An employee at Village Bagels said he first spotted the weather-worn wooden shack in late December in the back lot of the Post Road East shopping center that is also home to Home Goods and Walgreens.
But it was gone by last Friday, he said, just days after Hunter King, who owns the former concession stand that stood for years at Fairfield's Southport Beach, apparently moved it once again to another location.
Since last summer, the stand has been hauled to several properties here and in Fairfield -- usually without the permission of the property owner -- and then been forced to move to yet another site.
In the process, King has been cited several times by police for abandoning a motor vehicle -- the stand sits atop a flat-bed trailer -- and has also been issued infractions for simple trespassing.
The most recent charges were filed by Westport police came in late December when it was determined that King didn't have permission to put the shack behind the stores located at 1800 Post Road East.
"The trailer and shack have been known to this department for several months due to numerous complaints," states the police report, dated Dec. 29.
It said the shack had also been left "on town property for [an] extended amount of time without permission" by King, resulting in King being cited for abandoning a motor vehicle.
Before that, police said, King had deposited the shack behind a business, Rogers Septic Tanks, on Post Road East without permission from the owner. It said not only had it been stored there "for an extended period of time against the will of the owner," it also hampered the company's snow removal efforts after a storm.

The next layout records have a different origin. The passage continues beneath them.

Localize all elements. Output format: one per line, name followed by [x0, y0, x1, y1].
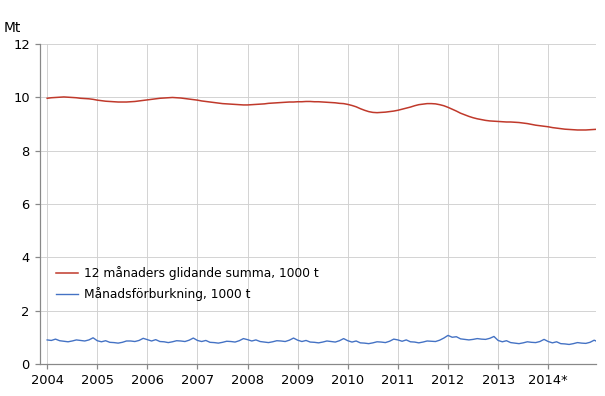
12 månaders glidande summa, 1000 t	[106, 99, 113, 104]
12 månaders glidande summa, 1000 t	[44, 96, 51, 101]
Legend: 12 månaders glidande summa, 1000 t, Månadsförburkning, 1000 t: 12 månaders glidande summa, 1000 t, Måna…	[51, 261, 324, 307]
12 månaders glidande summa, 1000 t	[302, 99, 310, 104]
12 månaders glidande summa, 1000 t	[524, 121, 531, 126]
Månadsförburkning, 1000 t	[586, 340, 594, 345]
Månadsförburkning, 1000 t	[298, 339, 306, 344]
Månadsförburkning, 1000 t	[102, 338, 110, 343]
Text: Mt: Mt	[4, 21, 21, 34]
12 månaders glidande summa, 1000 t	[586, 128, 594, 132]
12 månaders glidande summa, 1000 t	[257, 102, 264, 107]
Månadsförburkning, 1000 t	[44, 337, 51, 342]
Line: 12 månaders glidande summa, 1000 t: 12 månaders glidande summa, 1000 t	[47, 97, 605, 135]
Månadsförburkning, 1000 t	[524, 339, 531, 344]
12 månaders glidande summa, 1000 t	[60, 95, 68, 99]
Line: Månadsförburkning, 1000 t: Månadsförburkning, 1000 t	[47, 335, 605, 346]
Månadsförburkning, 1000 t	[445, 333, 452, 338]
Månadsförburkning, 1000 t	[252, 337, 260, 342]
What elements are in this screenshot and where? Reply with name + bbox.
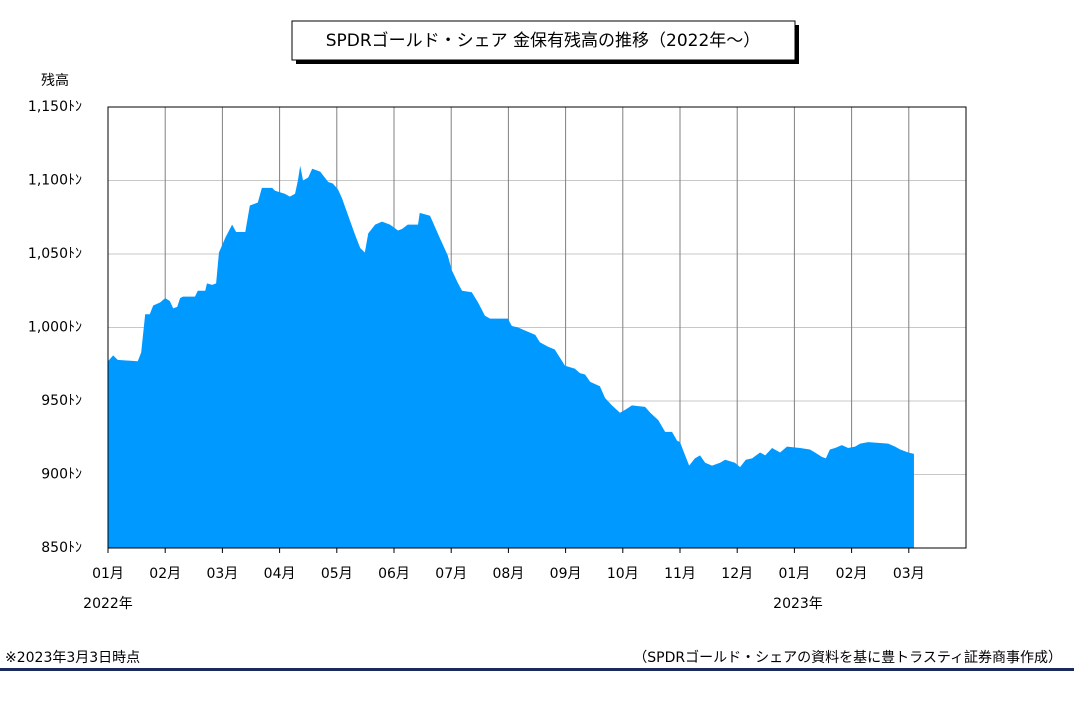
x-tick-label: 04月 [264, 566, 296, 582]
y-axis-label: 残高 [41, 72, 69, 89]
x-tick-label: 09月 [550, 566, 582, 582]
x-tick-label: 07月 [435, 566, 467, 582]
x-tick-label: 01月 [92, 566, 124, 582]
footer-rule [0, 668, 1074, 671]
y-tick-label: 1,150ﾄﾝ [28, 99, 82, 115]
x-tick-label: 12月 [721, 566, 753, 582]
year-label: 2023年 [773, 596, 823, 612]
x-tick-label: 11月 [664, 566, 696, 582]
x-tick-label: 06月 [378, 566, 410, 582]
x-tick-label: 02月 [836, 566, 868, 582]
y-tick-label: 1,100ﾄﾝ [28, 173, 82, 189]
footnote: ※2023年3月3日時点 [5, 650, 140, 666]
x-tick-label: 03月 [893, 566, 925, 582]
y-tick-label: 950ﾄﾝ [41, 393, 82, 409]
holdings-area [108, 165, 914, 549]
plot-border [107, 106, 967, 549]
source-note: （SPDRゴールド・シェアの資料を基に豊トラスティ証券商事作成） [633, 649, 1062, 666]
y-tick-label: 1,000ﾄﾝ [28, 320, 82, 336]
x-tick-label: 05月 [321, 566, 353, 582]
x-tick-label: 10月 [607, 566, 639, 582]
x-tick-label: 02月 [149, 566, 181, 582]
plot-area: 850ﾄﾝ 900ﾄﾝ 950ﾄﾝ 1,000ﾄﾝ 1,050ﾄﾝ 1,100ﾄﾝ 1,15… [28, 99, 967, 582]
y-tick-label: 1,050ﾄﾝ [28, 246, 82, 262]
x-tick-label: 03月 [206, 566, 238, 582]
y-tick-label: 850ﾄﾝ [41, 540, 82, 556]
x-tick-label: 01月 [778, 566, 810, 582]
year-label: 2022年 [83, 596, 133, 612]
y-tick-label: 900ﾄﾝ [41, 467, 82, 483]
x-tick-label: 08月 [492, 566, 524, 582]
chart-title: SPDRゴールド・シェア 金保有残高の推移（2022年～） [326, 30, 761, 51]
title-box [291, 20, 796, 61]
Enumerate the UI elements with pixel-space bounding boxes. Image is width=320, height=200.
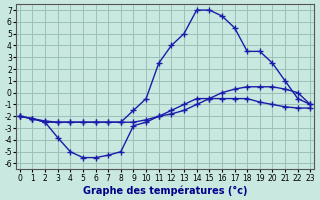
X-axis label: Graphe des températures (°c): Graphe des températures (°c)	[83, 185, 247, 196]
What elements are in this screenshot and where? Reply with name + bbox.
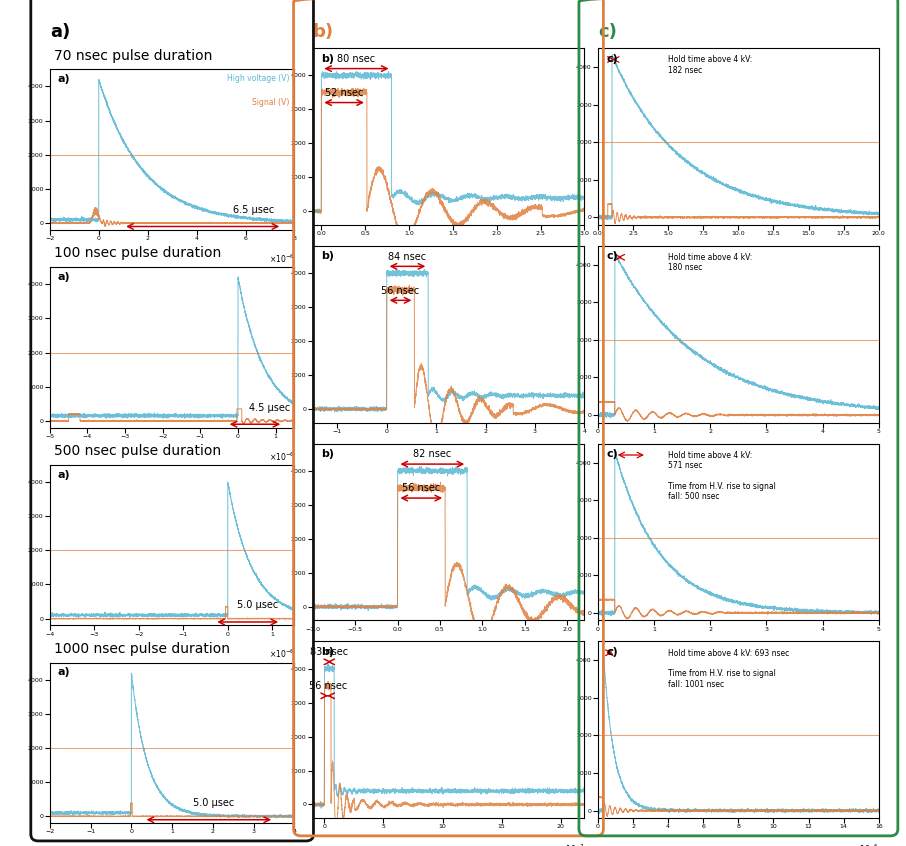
Text: $\times 10^{-6}$: $\times 10^{-6}$ — [269, 450, 294, 463]
Text: 70 nsec pulse duration: 70 nsec pulse duration — [54, 48, 213, 63]
Text: $\times 10^{-7}$: $\times 10^{-7}$ — [559, 645, 584, 657]
Text: c): c) — [606, 647, 618, 656]
Text: High voltage (V): High voltage (V) — [227, 74, 290, 83]
Text: 56 nsec: 56 nsec — [402, 483, 440, 493]
Text: 100 nsec pulse duration: 100 nsec pulse duration — [54, 246, 222, 261]
Text: $\times 10^{-6}$: $\times 10^{-6}$ — [853, 250, 879, 262]
Text: 56 nsec: 56 nsec — [381, 285, 419, 295]
Text: b): b) — [321, 53, 333, 63]
Text: c): c) — [598, 23, 617, 41]
Text: $\times 10^{-6}$: $\times 10^{-6}$ — [269, 252, 294, 265]
Text: 5.0 μsec: 5.0 μsec — [192, 798, 234, 808]
Text: Hold time above 4 kV:
180 nsec: Hold time above 4 kV: 180 nsec — [668, 253, 752, 272]
Text: a): a) — [57, 667, 70, 678]
Text: 82 nsec: 82 nsec — [413, 449, 451, 459]
Text: b): b) — [321, 449, 333, 459]
Text: $\times 10^{-6}$: $\times 10^{-6}$ — [853, 843, 879, 846]
Text: 4.5 μsec: 4.5 μsec — [249, 403, 291, 413]
Text: $\times 10^{-6}$: $\times 10^{-6}$ — [853, 448, 879, 459]
Text: $\times 10^{-7}$: $\times 10^{-7}$ — [559, 448, 584, 459]
Text: c): c) — [606, 449, 618, 459]
Text: a): a) — [57, 470, 70, 480]
Text: a): a) — [50, 23, 70, 41]
Text: 84 nsec: 84 nsec — [389, 251, 427, 261]
Text: $\times 10^{-7}$: $\times 10^{-7}$ — [559, 250, 584, 262]
Text: 83 nsec: 83 nsec — [310, 647, 348, 657]
Text: 1000 nsec pulse duration: 1000 nsec pulse duration — [54, 642, 230, 656]
Text: Signal (V): Signal (V) — [252, 98, 290, 107]
Text: c): c) — [606, 251, 618, 261]
Text: 80 nsec: 80 nsec — [337, 54, 375, 63]
Text: $\times 10^{-6}$: $\times 10^{-6}$ — [269, 648, 294, 660]
Text: 52 nsec: 52 nsec — [325, 88, 363, 98]
Text: Hold time above 4 kV:
571 nsec

Time from H.V. rise to signal
fall: 500 nsec: Hold time above 4 kV: 571 nsec Time from… — [668, 451, 776, 502]
Text: b): b) — [313, 23, 333, 41]
Text: $\times 10^{-6}$: $\times 10^{-6}$ — [853, 645, 879, 657]
Text: 500 nsec pulse duration: 500 nsec pulse duration — [54, 444, 221, 459]
Text: Hold time above 4 kV: 693 nsec

Time from H.V. rise to signal
fall: 1001 nsec: Hold time above 4 kV: 693 nsec Time from… — [668, 649, 789, 689]
Text: c): c) — [606, 53, 618, 63]
Text: 5.0 μsec: 5.0 μsec — [236, 601, 278, 610]
Text: b): b) — [321, 647, 333, 656]
Text: b): b) — [321, 251, 333, 261]
Text: a): a) — [57, 272, 70, 282]
Text: $\times 10^{-7}$: $\times 10^{-7}$ — [559, 843, 584, 846]
Text: 56 nsec: 56 nsec — [309, 681, 347, 691]
Text: a): a) — [57, 74, 70, 85]
Text: 6.5 μsec: 6.5 μsec — [234, 205, 275, 215]
Text: Hold time above 4 kV:
182 nsec: Hold time above 4 kV: 182 nsec — [668, 55, 752, 74]
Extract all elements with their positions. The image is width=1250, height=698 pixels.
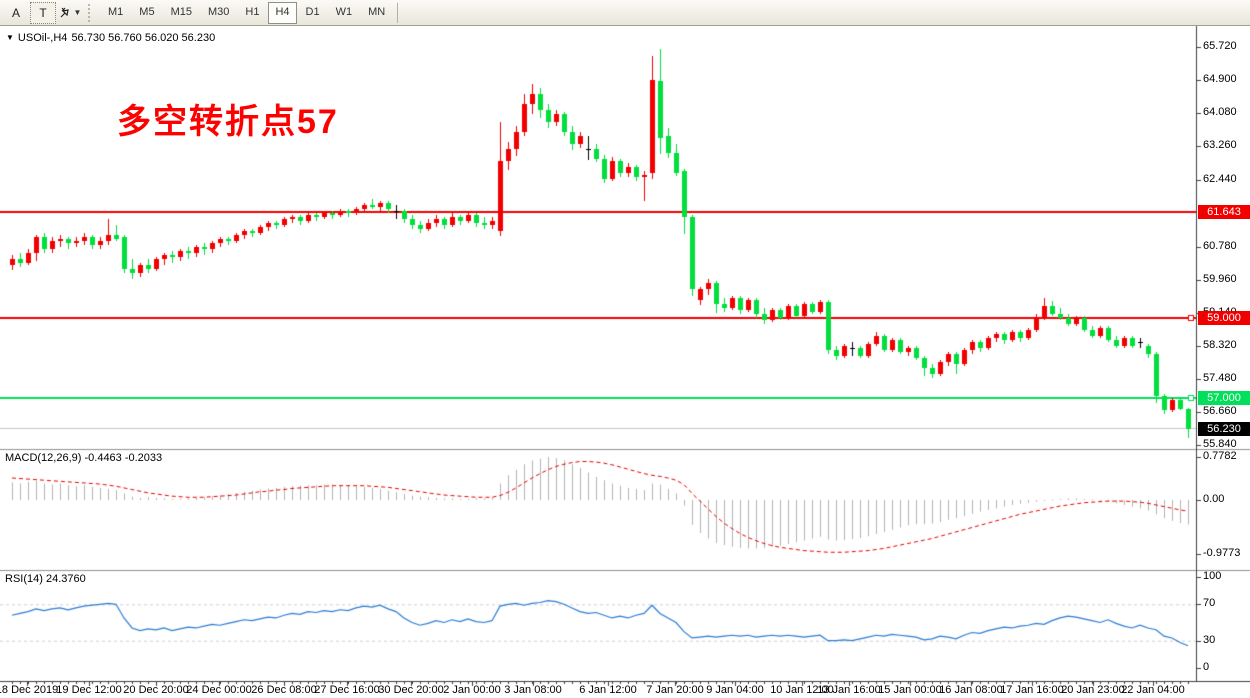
rsi-tick-label: 0 <box>1203 661 1210 673</box>
current-price-label: 56.230 <box>1198 422 1250 436</box>
price-axis[interactable] <box>1197 28 1250 681</box>
macd-tick-label: 0.7782 <box>1203 450 1237 462</box>
time-axis-label: 16 Jan 08:00 <box>939 684 1003 696</box>
time-axis-label: 13 Jan 16:00 <box>817 684 881 696</box>
price-tick-label: 55.840 <box>1203 438 1237 450</box>
time-axis-label: 6 Jan 12:00 <box>579 684 637 696</box>
ohlc-values: 56.730 56.760 56.020 56.230 <box>71 32 216 44</box>
timeframe-button-w1[interactable]: W1 <box>335 5 353 18</box>
chart-header: ▼ USOil-,H4 56.730 56.760 56.020 56.230 <box>6 32 219 44</box>
time-axis-label: 20 Jan 23:00 <box>1061 684 1125 696</box>
timeframe-group: M1 M5 M15 M30 H1 H4 D1 W1 MN <box>100 1 393 24</box>
time-axis-label: 30 Dec 20:00 <box>378 684 444 696</box>
price-tick-label: 65.720 <box>1203 40 1237 52</box>
time-axis-label: 10 Jan 12:00 <box>770 684 834 696</box>
collapse-triangle-icon[interactable]: ▼ <box>6 33 14 42</box>
crosshair-cursor-icon <box>60 7 69 18</box>
time-axis-label: 15 Jan 00:00 <box>878 684 942 696</box>
macd-tick-label: -0.9773 <box>1203 547 1241 559</box>
time-axis-label: 9 Jan 04:00 <box>706 684 764 696</box>
macd-title: MACD(12,26,9) <box>5 452 82 464</box>
time-axis-label: 19 Dec 12:00 <box>56 684 122 696</box>
timeframe-button-d1[interactable]: D1 <box>305 5 320 18</box>
rsi-tick-label: 70 <box>1203 597 1216 609</box>
time-axis-label: 24 Dec 00:00 <box>186 684 252 696</box>
time-axis-label: 22 Jan 04:00 <box>1121 684 1185 696</box>
toolbar-separator-line <box>397 2 399 23</box>
text-annotation[interactable]: 多空转折点57 <box>117 103 339 141</box>
time-axis-label: 26 Dec 08:00 <box>251 684 317 696</box>
timeframe-button-m1[interactable]: M1 <box>108 5 124 18</box>
price-tick-label: 56.660 <box>1203 405 1237 417</box>
price-tick-label: 59.960 <box>1203 273 1237 285</box>
rsi-tick-label: 100 <box>1203 570 1222 582</box>
price-tick-label: 64.900 <box>1203 73 1237 85</box>
macd-tick-label: 0.00 <box>1203 493 1225 505</box>
toolbar-separator[interactable] <box>88 3 94 22</box>
timeframe-button-mn[interactable]: MN <box>368 5 386 18</box>
price-tick-label: 60.780 <box>1203 240 1237 252</box>
price-tick-label: 62.440 <box>1203 173 1237 185</box>
time-axis-label: 17 Jan 16:00 <box>1000 684 1064 696</box>
price-tick-label: 58.320 <box>1203 339 1237 351</box>
timeframe-button-h1[interactable]: H1 <box>245 5 260 18</box>
time-axis-label: 3 Jan 08:00 <box>504 684 562 696</box>
timeframe-button-m15[interactable]: M15 <box>170 5 192 18</box>
price-tick-label: 57.480 <box>1203 372 1237 384</box>
hline-price-label: 61.643 <box>1198 205 1250 219</box>
time-axis-label: 2 Jan 00:00 <box>443 684 501 696</box>
rsi-value: 24.3760 <box>45 573 86 585</box>
price-tick-label: 64.080 <box>1203 106 1237 118</box>
top-toolbar: A T ▼ M1 M5 M15 M30 H1 H4 D1 W1 MN <box>0 0 1250 26</box>
timeframe-button-h4[interactable]: H4 <box>268 1 297 24</box>
text-label-tool-button[interactable]: T <box>30 1 56 24</box>
rsi-tick-label: 30 <box>1203 634 1216 646</box>
rsi-indicator-label: RSI(14) 24.3760 <box>5 573 86 585</box>
rsi-title: RSI(14) <box>5 573 43 585</box>
chevron-down-icon: ▼ <box>73 8 82 17</box>
timeframe-button-m30[interactable]: M30 <box>207 5 230 18</box>
timeframe-button-m5[interactable]: M5 <box>139 5 155 18</box>
hline-price-label: 59.000 <box>1198 311 1250 325</box>
time-axis-label: 7 Jan 20:00 <box>646 684 704 696</box>
arrow-cursor-button[interactable]: A <box>11 5 20 20</box>
price-tick-label: 63.260 <box>1203 139 1237 151</box>
time-axis-label: 18 Dec 2019 <box>0 684 59 696</box>
cursor-tool-dropdown[interactable]: ▼ <box>58 3 82 23</box>
symbol-period-label: USOil-,H4 <box>17 32 68 44</box>
macd-indicator-label: MACD(12,26,9) -0.4463 -0.2033 <box>5 452 162 464</box>
macd-values: -0.4463 -0.2033 <box>84 452 163 464</box>
time-axis-label: 20 Dec 20:00 <box>123 684 189 696</box>
hline-price-label: 57.000 <box>1198 391 1250 405</box>
time-axis-label: 27 Dec 16:00 <box>314 684 380 696</box>
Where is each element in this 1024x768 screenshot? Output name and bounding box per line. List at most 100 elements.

In that matter, King was cited for simple trespass and two counts of abandoning a motor vehicle.
Most recently, police contacted the company run by the shopping center owner and spoke with a company representative, Annie Raab.
She said that King had tried to contact the owner to ask for permission to leave the shack behind the Post Road East buildings.
Raab, who could not be reached for comment Friday, told police the owner didn't want the shack on the property.
Police then contacted King at his business, the Red Hen restaurant at the Westport Inn, about the complaint.
King "acknowledged that he did not have permission" to leave the shack and trailer he uses to transport it at either location -- the septic tank business and the shopping center -- according to the police report..
"He said he was currently in the process of moving" the concession shack to a location in Weston, the report states.
King could not be reached Friday for comment, but it was not immediately known he has moved the shack now.
The wooden concession stand, which was washed from its Southport Beach site by the surge from Superstorm Sandy in October 2012, has been at the center of a months-long, controversial odyssey. King has been struggling to find a spot for the shack while he tried to work out a deal with Fairfield officials to bring the stand back to Southport Beach.
King purchased the stand from the town of Fairfield for $450 and had hoped to repair it and bring it up to Federal Emergency Management Agency standards for temporary buildings and then use it as a mobile concession at Southport Beach this coming season. But Fairfield officials have vowed that will never happen.
Officials have issued a request for proposals from vendor candidates to offer mobile concession services at Southport and Sasco beaches, and one of the criterion is that the be brought to and from the beach each day.
When Fairfield rejected King's pleas to let him keep the concession stand at Southport Beach, and issued a demolition order for the structure in June, King's search for a permanent home for the stand began.
And, it appears, that quest continues.